« Celui qui aime entre dans la dépendance de celui qui est aimé. »
Charles Péguy, Note conjointe sur M. Descartes et la philosophie cartésienne,« Mais que cela est triste, de désirer d’aimer, et d’être loin d’elle. J’y pense déjà moins, – et ne sais la regretter autrement que je regrette la chambre familière et commode, – les mains que j’avais coutume de serrer, distraitement, tout ce qui m’aidait, enfin, sans que je m’en doute, à vivre.
Qu’importe.
Il s’agit de rester debout. »
Louis Massignon, dans un texte daté du 22 novembre 1906.
Étrange mais belle étude, qui aurait mérité toutefois une relecture attentive et un chapitrage, que celle de Laure Meesemaecker sur Louis Massignon.
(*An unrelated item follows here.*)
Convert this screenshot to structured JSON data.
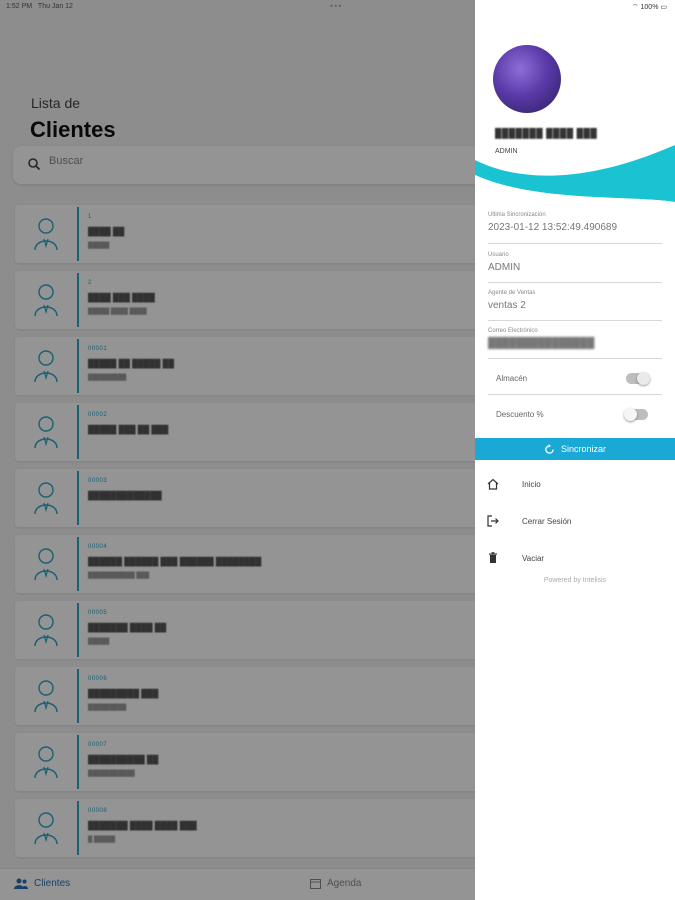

La composition de ce livre semble obéir au souci ayant constamment animé l’érudit lorsqu’il a écrit ses propres textes bien souvent remarquables en s’inspirant de l’écriture coranique, dont le principe réside dans la « condensation » également appelée « durcissement » voire, nous dit Laure Meesemaecker, « calcination littérale » : « Mais ce livre [le Coran] n’est pas seulement un code; il appartient à ce genre de livres très rares, qui ouvre une perspective sur les fins dernières du langage, qui n’est pas un simple outil commercial, un jouet esthétique ou un moulin à idées, mais qui peut avoir prise sur le réel, et, en gauchissant sur la syntaxe, comme un avion sur l’aile, fait «décoller» de terre » (1).
L’expression prise sur le réel, utilisée par Massignon dans ce très bel et juste extrait, peut faire sourire, lui que l’on confond désormais avec la légende commode d’une sorte de Lawrence d’Arabie, lui aussi homosexuel (« inverti », écrit Laure Meesemaecker, reprenant le vocabulaire de Massignon), un doux rêveur devant son génie bizarre, bien davantage qu’à une rigoureuse méthode scientifique, aux textes de Huysmans, Bloy et Claudel, qu’il admirait.
Comme l’écrit l’auteur : « Massignon est complètement démodé. Il est érudit, rêveur, un peu fou; il écrit un français admirable, mais n’a rien d’un scientifique et n’importe quel texte de lui ouvert au hasard le révèle » (p. 24).
Problème, donc, de catégorisation de l’œuvre massignonienne : « La seule hypothèse de lecture qui me paraisse tenir la route est celle d’un genre littéraire nouveau, mais non pas isolé, utilisé et peut-être même créé par Massignon, à son corps défendant sans doute : une «étonnante poétisation du discours scientifique» (2), le mélange hardi et un peu inquiétant de l’article d’érudition avec le poème en prose » (ibid.) ou, pou le dire d’une autre façon, c’est « le motif romanesque qui permet de lire Massignon comme un seul long récit, à dominante narrative et de tonalité lyrique » (pp. 31-32).
Ces réserves exprimées et d’autres (3), Laure Meesemaecker n’hésite pas à affirmer que « son œuvre, qui est belle, est capitale pour comprendre comment s’est construite, au XXe, la pensée poétique de l’Islam qui, pour partie, nous tient aujourd’hui lieu de doxa » (p. 25).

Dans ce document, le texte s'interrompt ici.